It’s 5:15 am, and I’m writing this from a sofa in an Airbnb a few hundred feet from Lake Tahoe in Nevada. Cindy is asleep in the next room. I felt cold, so I slipped on the sweater that I discarded last night on the floor next to the fire. I’m writing this for you, whoever you are. As I write that I feel that I’m also writing this for me. I also know that you and I are essentially the same thing: two “me’s” feeling separate in the world.
I remember an interaction I had with three Jehovah’s Witnesses who came to my door over a decade ago. I think I’ve written about this before, but I’m going to tell the story again.
“Hello. Have you heard about this book?” one of them asked me, showing me a bible.
I wondered who wouldn’t know about the bible. This was England, home of the Church of England, headed by the Queen of England. I went to a Church of England school for Christ’s sake. “Yes, I said. I’ve read that.”

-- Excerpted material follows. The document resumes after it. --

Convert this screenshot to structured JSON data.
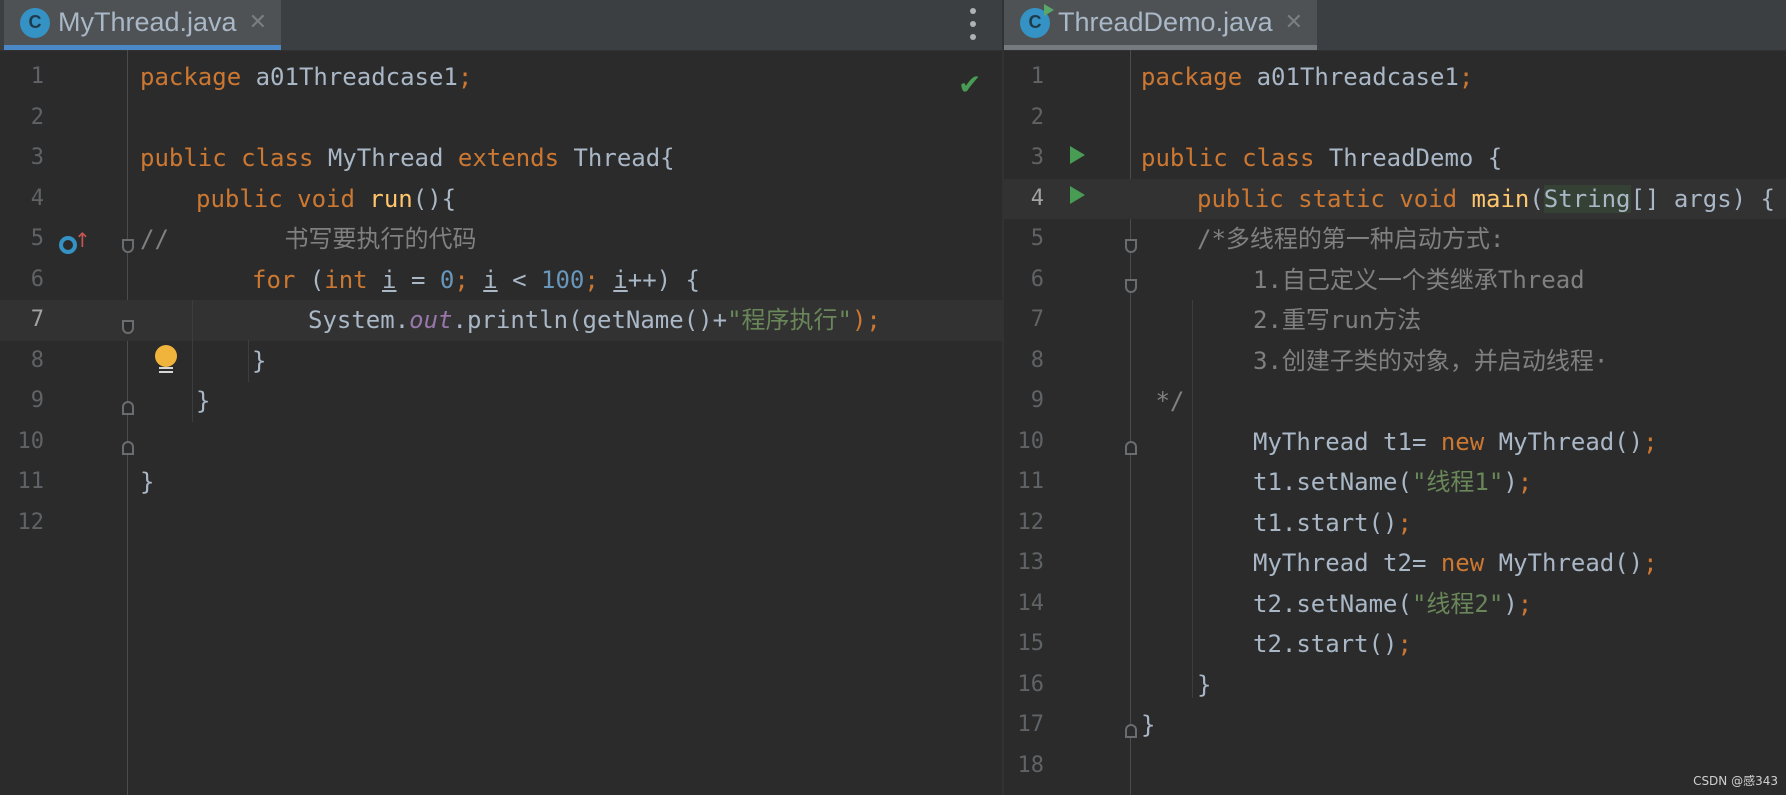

I wanted to say, “it’s about me.” I wanted to do it not only to freak them out, but also because part of me thought that perhaps I was the Second Coming. Back then, I sometimes entertained fantasies that I was special. Perhaps it was to compensate for the feeling of worthlessness I developed and carried throughout my childhood, a feeling that was being compounded by my ongoing divorce process.